With regard to air travel, Bill C-49 introduces some interesting provisions. It would take the ultimate authority on joint-venture decisions away from the commissioner of competition, which was mentioned by others, and would give it to the minister. It would further require the minister to take into account the public interest. This is a broad and extremely subjective term. We currently have an independent, non-partisan public official making the decisions to promote competition. The bill may introduce a needless political component to the decision-making process.
Bill C-49 would also allow the Canadian Air Transport Security Authority to sell security screening services to airports. When large designated airports that already have security screening services buy additional screening, that cost is shifted to the airlines. The airlines then pass it on to consumers. This provision would essentially be a veiled tax on air travellers.

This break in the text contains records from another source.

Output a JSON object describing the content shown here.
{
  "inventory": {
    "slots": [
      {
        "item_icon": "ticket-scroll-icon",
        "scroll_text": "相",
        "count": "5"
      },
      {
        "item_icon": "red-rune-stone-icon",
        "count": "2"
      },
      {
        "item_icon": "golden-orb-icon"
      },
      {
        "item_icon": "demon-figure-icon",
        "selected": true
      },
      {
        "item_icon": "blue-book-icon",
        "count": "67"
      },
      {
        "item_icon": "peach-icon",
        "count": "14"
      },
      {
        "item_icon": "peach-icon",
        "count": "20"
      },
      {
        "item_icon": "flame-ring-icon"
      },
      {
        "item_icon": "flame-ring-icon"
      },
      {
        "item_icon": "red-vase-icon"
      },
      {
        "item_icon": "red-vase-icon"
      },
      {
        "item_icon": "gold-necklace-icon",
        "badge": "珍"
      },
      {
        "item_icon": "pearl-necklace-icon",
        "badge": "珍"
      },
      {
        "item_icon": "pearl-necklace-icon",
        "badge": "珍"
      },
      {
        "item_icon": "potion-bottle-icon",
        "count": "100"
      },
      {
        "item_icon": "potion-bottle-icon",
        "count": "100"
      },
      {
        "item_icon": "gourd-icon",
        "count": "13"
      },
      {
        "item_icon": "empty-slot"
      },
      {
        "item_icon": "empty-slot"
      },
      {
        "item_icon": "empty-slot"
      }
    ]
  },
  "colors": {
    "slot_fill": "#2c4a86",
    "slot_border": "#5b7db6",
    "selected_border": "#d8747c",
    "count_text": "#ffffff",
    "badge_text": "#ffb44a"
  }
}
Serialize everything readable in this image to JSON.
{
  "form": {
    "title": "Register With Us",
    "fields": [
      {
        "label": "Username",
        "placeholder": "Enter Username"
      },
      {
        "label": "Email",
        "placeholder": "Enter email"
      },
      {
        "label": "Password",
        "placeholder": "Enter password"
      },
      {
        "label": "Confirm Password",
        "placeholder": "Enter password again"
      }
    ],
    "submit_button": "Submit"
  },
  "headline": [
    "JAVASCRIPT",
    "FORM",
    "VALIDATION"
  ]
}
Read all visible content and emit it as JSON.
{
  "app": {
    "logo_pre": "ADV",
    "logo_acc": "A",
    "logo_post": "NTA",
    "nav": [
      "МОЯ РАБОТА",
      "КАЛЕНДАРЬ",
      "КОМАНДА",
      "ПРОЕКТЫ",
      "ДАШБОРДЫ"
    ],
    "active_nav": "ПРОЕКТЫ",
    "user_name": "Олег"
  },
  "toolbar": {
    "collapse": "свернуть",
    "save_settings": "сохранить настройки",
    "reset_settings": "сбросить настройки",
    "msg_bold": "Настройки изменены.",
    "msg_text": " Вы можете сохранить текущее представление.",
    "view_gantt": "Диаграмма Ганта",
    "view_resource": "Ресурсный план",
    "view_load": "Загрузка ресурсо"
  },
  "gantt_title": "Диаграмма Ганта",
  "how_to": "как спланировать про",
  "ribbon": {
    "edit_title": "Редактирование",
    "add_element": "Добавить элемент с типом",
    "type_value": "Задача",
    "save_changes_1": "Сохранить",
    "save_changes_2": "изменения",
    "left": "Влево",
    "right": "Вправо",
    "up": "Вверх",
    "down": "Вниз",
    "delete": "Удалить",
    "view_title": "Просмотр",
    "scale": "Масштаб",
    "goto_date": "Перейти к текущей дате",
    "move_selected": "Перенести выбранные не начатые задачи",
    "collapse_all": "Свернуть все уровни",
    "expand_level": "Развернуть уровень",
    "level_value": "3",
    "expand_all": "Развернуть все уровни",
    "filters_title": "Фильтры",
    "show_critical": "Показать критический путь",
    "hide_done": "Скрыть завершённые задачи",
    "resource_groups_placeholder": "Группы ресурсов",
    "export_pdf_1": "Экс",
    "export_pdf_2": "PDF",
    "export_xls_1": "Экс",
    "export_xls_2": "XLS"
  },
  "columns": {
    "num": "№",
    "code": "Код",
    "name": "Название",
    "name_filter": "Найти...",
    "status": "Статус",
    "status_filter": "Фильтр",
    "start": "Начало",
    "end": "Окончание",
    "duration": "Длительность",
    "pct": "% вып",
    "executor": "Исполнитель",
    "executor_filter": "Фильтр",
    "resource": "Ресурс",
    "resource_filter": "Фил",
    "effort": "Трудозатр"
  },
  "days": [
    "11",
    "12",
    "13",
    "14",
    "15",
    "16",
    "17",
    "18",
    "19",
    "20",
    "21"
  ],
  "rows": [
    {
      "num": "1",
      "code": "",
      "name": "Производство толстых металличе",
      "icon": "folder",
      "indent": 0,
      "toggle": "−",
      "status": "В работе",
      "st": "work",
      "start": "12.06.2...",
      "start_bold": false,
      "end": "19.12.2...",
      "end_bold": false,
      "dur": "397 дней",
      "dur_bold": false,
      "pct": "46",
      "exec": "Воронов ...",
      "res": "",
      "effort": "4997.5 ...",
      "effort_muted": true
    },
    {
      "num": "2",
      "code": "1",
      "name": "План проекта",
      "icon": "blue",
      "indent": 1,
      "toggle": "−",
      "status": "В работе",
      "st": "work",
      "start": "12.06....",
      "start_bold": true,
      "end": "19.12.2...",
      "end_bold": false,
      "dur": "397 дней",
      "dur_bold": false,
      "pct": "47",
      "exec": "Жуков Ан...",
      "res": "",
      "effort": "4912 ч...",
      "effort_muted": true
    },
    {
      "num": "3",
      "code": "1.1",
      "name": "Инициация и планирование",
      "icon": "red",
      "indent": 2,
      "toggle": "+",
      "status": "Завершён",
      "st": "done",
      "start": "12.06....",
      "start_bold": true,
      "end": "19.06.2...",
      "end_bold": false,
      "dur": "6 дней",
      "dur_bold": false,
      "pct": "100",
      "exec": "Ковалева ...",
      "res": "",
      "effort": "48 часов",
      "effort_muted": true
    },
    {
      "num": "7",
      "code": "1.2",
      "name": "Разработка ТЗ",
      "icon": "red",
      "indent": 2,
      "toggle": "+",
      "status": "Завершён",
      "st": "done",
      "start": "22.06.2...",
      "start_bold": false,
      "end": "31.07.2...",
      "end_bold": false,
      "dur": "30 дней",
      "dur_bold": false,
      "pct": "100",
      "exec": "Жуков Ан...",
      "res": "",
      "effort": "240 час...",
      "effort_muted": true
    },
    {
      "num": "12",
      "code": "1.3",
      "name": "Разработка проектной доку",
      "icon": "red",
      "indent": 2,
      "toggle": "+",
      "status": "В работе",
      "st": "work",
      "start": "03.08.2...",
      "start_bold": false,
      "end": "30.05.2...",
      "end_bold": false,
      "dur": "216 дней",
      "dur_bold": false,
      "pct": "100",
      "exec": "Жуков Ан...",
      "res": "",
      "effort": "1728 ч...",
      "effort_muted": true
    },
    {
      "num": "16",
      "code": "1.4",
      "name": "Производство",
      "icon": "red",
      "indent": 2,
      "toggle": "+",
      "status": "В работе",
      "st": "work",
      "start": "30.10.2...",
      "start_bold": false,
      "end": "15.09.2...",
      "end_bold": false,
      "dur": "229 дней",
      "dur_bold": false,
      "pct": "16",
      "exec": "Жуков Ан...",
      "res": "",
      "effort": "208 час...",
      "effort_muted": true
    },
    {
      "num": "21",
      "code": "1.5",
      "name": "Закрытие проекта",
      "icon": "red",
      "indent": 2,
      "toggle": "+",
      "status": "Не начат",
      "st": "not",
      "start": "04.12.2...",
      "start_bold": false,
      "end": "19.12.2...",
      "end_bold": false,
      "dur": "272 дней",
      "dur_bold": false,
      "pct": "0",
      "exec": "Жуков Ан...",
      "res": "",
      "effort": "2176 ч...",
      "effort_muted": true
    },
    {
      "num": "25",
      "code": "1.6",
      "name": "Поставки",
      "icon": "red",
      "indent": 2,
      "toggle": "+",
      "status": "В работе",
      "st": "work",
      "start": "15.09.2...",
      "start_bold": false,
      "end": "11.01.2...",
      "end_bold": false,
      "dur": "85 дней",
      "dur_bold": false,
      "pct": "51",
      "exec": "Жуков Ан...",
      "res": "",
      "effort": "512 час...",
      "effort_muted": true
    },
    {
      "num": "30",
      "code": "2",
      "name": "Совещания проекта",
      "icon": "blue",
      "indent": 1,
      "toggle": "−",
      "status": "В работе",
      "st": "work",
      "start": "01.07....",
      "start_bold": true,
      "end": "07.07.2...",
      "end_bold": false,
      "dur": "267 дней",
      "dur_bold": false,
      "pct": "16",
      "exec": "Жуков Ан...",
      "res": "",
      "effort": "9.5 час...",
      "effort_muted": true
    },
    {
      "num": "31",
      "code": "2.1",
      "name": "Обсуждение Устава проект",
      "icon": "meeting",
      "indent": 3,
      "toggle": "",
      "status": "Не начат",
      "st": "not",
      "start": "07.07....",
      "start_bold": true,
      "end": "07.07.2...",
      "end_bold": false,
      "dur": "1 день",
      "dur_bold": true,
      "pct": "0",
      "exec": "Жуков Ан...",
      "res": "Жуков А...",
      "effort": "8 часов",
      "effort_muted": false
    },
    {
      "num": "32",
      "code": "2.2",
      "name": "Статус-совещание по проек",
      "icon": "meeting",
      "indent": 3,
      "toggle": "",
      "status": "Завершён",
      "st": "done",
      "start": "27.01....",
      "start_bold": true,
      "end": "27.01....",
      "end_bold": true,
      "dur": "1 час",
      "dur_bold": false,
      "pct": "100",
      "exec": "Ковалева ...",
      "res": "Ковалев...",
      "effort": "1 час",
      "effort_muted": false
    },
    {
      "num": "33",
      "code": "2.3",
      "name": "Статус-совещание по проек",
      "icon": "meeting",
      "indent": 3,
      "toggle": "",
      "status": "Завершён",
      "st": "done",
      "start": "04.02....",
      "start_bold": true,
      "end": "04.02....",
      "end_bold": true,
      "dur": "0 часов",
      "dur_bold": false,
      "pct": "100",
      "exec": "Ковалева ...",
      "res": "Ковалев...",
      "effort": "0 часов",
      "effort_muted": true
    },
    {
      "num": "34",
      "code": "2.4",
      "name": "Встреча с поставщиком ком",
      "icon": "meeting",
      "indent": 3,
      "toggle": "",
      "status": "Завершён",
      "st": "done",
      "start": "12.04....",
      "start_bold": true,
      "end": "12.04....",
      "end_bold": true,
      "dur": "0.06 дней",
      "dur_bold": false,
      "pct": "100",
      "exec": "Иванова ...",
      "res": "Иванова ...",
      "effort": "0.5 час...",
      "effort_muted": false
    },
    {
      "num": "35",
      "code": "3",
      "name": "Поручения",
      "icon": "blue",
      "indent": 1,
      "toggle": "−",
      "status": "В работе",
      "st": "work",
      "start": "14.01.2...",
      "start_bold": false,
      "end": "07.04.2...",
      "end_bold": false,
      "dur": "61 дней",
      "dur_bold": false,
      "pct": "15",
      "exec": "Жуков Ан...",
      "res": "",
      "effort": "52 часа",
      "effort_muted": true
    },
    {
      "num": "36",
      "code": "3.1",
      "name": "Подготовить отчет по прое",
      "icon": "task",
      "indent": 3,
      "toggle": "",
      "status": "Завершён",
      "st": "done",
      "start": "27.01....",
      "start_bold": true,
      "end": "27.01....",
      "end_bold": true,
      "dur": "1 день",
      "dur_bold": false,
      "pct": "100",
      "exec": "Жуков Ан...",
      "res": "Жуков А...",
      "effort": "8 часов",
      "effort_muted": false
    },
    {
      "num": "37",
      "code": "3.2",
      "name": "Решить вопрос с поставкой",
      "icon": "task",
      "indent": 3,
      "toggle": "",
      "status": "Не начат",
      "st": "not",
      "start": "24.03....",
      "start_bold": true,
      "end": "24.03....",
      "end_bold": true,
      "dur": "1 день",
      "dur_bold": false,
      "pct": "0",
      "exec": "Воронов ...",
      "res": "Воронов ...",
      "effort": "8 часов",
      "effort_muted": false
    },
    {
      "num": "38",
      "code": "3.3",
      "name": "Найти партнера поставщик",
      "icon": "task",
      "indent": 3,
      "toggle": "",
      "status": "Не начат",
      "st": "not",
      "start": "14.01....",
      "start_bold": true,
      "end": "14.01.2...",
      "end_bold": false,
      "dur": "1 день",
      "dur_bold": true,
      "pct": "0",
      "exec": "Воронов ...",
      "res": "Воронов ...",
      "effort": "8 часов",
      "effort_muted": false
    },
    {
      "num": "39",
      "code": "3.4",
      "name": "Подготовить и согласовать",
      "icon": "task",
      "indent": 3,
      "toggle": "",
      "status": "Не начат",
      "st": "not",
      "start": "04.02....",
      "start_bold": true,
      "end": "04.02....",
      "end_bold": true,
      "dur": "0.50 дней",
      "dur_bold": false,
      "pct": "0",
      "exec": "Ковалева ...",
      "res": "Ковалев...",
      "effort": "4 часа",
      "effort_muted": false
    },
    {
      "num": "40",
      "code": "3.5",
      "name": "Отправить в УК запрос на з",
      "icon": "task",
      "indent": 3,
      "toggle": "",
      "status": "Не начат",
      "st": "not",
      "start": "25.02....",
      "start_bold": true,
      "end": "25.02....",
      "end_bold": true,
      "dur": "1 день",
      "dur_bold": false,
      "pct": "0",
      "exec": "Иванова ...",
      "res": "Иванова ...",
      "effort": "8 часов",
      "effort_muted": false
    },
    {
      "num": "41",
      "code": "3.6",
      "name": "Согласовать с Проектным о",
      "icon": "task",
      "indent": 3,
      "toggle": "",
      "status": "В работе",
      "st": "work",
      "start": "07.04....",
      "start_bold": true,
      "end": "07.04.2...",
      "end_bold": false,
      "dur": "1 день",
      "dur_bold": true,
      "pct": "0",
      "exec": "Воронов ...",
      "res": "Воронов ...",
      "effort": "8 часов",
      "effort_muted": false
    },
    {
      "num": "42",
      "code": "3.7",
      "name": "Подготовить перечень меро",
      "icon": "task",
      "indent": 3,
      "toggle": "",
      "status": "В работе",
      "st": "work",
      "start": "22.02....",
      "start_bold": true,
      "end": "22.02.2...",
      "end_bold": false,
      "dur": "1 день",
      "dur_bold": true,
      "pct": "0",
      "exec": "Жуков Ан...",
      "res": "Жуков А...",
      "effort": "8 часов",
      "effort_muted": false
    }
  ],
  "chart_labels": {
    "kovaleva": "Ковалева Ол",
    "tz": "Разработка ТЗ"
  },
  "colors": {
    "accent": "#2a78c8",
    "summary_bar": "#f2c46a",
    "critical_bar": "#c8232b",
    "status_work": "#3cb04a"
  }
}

I respect that the government intends to benefit air passengers by introducing this bill. However, it would leave what compensation passengers would be entitled to from the airlines to the discretion of the minister and the CTA. This would be extensive government intervention. We cannot risk those well-intentioned measures actually making air travel more expensive through ad hoc decisions. The CTA would have to determine on a case-by-case basis if a service breach was the fault of the airline or of any other factors. We need a charter of rights. We need it up front. People need to know what the compensation factors are, not to be judged ad hoc.
The administrative costs of implementing this legislation could be large. Again, it is a large omnibus bill, with many parts to it. Do we have all the right parts in it? I think not. There are other things that could have been done and should have been done.